Moving from one specialty to another is risky -- like, it hasn't helped Jonny Wilkinson's career at all to go from precision kicking to precision being-kicked. Going from grape to steak: The Steak Exchange, just opened. Liverpool Street's Davy's Wine Bar has officially converted its drinking den into a feasting parlor, in the process giving the liberally windowed space a more modern look with a slate floor, studded banquette seating, and, evoking its former focus, decorative vintage Chateau Margaux magnums -- open one, and you'll be on the business end of a different kind of '44. Alright fine, a cricket bat. The meat, from HM-appointed butcher Donald Russell, is inspected twice-daily during aging until it reaches "optimum tenderness", then displayed on a large wooden board before cooking, from solo ribeyes, rumps, and T-bones, to gigantic, double-serving hunks of Chateaubriand and "club sirloin" -- also a place you go to guarantee your night ends bone-in.
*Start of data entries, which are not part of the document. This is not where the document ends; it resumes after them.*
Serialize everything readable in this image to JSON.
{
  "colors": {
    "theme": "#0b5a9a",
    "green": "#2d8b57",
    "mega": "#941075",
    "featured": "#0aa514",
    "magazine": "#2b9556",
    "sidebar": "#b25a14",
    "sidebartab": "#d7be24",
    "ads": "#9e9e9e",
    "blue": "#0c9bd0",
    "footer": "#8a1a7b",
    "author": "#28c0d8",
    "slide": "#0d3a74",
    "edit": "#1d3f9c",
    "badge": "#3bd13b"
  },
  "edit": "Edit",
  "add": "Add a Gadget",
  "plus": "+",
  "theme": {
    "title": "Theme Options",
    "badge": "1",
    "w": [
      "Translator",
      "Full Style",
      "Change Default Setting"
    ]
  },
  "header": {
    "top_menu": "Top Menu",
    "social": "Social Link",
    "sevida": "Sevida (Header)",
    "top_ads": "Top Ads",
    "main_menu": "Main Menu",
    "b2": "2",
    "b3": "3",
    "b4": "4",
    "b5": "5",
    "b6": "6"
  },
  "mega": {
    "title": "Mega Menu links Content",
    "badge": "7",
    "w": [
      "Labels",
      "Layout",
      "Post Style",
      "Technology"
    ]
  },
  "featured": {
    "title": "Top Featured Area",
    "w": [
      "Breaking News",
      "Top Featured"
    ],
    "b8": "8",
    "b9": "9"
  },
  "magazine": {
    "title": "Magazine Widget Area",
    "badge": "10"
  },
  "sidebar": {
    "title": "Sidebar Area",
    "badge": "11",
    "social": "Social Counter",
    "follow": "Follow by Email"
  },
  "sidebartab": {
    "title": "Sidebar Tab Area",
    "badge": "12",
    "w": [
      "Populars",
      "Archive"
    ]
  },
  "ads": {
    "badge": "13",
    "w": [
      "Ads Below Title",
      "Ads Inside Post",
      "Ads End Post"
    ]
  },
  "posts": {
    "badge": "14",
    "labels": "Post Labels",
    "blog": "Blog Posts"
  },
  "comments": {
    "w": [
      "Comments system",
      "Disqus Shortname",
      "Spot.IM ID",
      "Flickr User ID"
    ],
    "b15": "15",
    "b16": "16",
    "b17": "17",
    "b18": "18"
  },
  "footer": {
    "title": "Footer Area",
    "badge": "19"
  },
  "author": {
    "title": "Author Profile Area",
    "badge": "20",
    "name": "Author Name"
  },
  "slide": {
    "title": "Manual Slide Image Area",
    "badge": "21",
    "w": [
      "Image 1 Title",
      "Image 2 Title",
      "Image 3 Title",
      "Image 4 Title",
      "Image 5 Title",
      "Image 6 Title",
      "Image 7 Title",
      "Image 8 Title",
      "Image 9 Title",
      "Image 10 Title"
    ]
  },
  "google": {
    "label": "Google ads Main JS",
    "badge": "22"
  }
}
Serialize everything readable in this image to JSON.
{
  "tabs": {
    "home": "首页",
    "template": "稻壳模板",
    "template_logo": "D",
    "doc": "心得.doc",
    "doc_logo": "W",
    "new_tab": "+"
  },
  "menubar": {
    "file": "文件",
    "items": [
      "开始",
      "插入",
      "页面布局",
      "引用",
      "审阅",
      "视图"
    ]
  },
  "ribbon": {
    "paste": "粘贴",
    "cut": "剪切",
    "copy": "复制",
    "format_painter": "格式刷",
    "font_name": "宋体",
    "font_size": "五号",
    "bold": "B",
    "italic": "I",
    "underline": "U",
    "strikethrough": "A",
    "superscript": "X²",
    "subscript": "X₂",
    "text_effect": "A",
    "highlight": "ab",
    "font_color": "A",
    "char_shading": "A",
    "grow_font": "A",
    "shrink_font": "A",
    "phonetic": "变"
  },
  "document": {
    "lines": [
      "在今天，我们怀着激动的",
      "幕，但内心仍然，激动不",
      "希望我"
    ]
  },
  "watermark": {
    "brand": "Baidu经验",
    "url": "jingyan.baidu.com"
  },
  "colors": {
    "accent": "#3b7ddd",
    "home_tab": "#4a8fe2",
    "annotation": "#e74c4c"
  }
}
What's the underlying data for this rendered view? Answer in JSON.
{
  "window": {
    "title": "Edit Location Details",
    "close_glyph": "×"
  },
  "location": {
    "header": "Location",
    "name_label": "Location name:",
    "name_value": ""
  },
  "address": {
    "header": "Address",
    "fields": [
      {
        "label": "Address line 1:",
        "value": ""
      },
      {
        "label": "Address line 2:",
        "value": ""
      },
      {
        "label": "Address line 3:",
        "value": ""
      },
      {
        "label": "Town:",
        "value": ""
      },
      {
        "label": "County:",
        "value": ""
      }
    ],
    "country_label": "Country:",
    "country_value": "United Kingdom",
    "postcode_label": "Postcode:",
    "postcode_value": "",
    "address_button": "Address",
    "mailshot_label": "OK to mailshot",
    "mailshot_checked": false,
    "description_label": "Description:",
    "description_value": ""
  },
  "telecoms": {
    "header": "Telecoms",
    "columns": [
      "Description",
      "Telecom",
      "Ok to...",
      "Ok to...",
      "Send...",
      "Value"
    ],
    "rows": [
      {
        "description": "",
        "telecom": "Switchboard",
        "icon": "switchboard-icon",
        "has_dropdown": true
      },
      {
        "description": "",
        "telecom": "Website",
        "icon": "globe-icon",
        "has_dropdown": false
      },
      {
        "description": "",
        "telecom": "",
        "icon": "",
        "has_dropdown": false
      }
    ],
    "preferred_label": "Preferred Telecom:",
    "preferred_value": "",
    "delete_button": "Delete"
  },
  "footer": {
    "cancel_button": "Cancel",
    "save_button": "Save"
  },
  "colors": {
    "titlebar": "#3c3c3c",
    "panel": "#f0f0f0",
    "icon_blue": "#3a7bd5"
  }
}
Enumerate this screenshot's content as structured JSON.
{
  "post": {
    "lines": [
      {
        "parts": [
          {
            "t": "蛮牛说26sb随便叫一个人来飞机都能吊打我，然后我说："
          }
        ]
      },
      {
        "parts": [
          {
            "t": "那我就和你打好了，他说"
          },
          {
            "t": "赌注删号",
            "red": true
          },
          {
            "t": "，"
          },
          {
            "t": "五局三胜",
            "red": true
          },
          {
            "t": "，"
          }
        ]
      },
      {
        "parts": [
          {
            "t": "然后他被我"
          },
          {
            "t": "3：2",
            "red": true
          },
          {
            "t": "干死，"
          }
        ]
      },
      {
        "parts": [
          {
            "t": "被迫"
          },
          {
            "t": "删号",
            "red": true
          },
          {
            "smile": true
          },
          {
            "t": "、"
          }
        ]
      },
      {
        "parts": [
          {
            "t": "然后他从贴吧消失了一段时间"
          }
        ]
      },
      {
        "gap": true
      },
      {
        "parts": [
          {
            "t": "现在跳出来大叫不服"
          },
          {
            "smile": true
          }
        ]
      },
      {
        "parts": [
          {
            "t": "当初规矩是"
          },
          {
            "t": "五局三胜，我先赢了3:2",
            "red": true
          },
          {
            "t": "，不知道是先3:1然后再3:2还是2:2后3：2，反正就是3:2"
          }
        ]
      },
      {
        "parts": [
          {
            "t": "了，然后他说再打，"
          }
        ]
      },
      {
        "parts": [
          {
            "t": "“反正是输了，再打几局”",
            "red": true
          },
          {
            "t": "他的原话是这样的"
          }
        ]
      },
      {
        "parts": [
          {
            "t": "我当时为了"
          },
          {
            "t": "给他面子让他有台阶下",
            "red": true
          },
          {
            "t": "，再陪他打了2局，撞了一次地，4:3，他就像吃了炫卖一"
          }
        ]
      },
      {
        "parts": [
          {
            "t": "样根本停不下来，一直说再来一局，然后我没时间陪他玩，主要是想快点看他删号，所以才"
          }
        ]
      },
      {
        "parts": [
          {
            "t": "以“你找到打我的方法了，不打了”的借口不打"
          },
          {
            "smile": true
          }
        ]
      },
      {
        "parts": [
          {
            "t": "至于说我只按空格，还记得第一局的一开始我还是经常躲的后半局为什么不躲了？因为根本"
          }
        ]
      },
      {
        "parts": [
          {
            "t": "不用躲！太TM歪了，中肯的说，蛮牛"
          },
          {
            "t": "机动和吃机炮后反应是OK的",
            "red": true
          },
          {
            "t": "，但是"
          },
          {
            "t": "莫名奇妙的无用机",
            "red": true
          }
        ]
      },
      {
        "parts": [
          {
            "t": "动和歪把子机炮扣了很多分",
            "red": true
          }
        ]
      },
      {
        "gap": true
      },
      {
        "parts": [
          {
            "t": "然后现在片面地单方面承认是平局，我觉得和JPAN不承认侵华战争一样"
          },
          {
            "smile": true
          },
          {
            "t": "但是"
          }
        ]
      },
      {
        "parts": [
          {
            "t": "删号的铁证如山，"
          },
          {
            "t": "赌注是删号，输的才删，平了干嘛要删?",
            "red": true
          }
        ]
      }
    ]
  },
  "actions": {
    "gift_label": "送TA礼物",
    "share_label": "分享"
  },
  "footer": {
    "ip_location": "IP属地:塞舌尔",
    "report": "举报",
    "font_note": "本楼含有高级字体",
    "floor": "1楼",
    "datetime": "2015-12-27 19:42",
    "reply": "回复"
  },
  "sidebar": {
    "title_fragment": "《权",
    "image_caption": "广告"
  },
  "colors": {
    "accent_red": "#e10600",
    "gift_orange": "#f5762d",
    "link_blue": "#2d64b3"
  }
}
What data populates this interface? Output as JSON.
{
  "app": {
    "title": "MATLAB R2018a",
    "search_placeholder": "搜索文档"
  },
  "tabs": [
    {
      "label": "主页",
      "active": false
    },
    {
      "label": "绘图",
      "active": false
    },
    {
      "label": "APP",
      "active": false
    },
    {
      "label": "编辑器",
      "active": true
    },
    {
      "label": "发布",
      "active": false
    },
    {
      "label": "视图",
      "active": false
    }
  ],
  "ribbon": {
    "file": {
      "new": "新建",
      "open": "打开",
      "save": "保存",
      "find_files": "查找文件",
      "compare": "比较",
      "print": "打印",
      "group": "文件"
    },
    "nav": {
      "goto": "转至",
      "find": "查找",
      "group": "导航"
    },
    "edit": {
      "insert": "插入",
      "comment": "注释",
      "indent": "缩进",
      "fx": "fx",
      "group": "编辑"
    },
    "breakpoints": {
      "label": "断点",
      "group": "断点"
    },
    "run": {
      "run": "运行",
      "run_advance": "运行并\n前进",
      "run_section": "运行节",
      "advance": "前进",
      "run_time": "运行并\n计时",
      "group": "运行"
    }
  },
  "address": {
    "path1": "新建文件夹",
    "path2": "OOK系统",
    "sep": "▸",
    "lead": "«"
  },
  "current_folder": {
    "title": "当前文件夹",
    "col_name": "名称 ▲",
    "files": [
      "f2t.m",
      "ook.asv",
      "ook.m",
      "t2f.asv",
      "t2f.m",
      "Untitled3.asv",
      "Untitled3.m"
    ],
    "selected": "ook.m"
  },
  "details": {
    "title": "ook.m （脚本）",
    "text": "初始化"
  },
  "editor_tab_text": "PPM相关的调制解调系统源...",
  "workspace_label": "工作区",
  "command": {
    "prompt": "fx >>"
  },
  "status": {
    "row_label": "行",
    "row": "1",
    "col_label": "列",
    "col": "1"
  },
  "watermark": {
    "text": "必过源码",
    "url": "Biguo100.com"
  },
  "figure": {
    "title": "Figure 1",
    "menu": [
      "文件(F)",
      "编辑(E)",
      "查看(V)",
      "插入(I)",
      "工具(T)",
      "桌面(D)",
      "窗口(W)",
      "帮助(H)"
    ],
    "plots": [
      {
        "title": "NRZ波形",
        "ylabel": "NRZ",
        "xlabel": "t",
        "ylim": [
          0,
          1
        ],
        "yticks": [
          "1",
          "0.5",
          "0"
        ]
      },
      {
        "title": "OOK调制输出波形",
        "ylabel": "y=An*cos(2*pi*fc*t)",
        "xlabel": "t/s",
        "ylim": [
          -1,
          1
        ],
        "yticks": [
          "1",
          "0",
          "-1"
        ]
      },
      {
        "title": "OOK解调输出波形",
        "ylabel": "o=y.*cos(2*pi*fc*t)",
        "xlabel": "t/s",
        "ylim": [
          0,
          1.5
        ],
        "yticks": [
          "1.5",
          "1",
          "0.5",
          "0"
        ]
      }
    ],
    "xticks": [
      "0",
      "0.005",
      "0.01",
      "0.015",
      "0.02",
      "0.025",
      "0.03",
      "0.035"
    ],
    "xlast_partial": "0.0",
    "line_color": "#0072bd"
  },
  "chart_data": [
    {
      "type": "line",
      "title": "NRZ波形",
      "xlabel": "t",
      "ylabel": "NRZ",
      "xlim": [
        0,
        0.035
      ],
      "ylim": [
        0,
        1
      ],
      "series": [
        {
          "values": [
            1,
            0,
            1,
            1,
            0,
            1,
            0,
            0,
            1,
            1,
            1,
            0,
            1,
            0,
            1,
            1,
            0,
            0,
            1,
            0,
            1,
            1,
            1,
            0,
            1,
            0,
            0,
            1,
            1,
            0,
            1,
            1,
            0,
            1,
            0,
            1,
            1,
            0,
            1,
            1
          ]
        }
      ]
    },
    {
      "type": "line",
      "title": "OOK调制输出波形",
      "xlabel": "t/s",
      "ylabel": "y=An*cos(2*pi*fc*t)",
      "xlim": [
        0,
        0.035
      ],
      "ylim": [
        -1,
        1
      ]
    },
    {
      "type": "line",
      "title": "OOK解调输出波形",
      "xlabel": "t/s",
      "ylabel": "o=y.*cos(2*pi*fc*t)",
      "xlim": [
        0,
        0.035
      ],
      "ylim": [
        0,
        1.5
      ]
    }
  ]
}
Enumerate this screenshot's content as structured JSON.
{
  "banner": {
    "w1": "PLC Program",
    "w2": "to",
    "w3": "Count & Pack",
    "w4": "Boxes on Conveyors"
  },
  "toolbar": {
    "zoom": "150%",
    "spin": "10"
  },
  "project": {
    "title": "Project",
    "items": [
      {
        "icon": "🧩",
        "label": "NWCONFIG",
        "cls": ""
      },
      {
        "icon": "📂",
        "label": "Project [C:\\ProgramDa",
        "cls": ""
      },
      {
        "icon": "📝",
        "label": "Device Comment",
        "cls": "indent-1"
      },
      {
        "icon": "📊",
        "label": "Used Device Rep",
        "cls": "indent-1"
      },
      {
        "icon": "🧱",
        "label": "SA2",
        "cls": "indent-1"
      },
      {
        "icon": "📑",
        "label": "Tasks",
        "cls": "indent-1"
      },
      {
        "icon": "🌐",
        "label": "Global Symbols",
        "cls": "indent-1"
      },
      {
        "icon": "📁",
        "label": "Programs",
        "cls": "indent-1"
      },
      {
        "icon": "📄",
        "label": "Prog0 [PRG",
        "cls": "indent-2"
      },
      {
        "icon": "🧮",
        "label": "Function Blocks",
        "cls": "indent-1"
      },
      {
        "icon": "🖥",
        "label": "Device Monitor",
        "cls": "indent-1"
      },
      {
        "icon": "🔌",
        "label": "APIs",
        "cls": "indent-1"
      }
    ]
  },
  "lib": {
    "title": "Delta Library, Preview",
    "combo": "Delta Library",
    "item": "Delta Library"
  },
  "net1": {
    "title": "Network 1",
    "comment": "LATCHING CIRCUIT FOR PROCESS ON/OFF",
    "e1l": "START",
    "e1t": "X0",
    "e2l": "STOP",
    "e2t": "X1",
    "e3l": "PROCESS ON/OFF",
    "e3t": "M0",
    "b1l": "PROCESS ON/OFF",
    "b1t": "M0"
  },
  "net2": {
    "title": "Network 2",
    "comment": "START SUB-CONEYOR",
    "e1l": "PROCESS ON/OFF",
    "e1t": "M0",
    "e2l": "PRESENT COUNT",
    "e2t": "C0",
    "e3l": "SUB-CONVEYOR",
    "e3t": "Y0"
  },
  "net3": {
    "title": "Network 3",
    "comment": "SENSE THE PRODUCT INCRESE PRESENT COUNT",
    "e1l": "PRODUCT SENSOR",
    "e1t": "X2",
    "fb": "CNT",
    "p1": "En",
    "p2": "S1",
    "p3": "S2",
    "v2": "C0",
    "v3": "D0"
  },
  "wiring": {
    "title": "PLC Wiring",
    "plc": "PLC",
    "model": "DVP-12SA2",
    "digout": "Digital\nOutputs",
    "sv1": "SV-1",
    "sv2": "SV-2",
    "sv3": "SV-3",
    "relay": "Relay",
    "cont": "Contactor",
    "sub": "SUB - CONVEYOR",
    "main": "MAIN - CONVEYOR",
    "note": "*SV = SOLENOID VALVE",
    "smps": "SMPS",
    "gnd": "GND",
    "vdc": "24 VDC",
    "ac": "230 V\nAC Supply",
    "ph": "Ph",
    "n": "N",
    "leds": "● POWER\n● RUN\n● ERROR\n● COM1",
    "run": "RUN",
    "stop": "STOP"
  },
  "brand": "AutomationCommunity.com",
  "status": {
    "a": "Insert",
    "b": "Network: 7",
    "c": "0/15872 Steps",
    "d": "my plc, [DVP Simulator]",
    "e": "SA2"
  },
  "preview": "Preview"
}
If you already had steak for lunch, you can also sate yourself with the likes of herb-crusted roast rack of lamb, pan-fried skate wing, and whole-roast spatchcock chicken with pan juices, far more delicious than the ones that dribble out of Gheorghe Zamfir's flute.
Of course, there is still grape (a dramatically shortened, meat-friendly list designed by the company's Master of Wine), while those who worship grain get to drain nine different varieties of Greenwich's unpasteurized Meantime, including porter, stout, wheat, IPA, and chocolate -- all of which will treat you like Jonny Wilkinson, and go straight for your kidneys.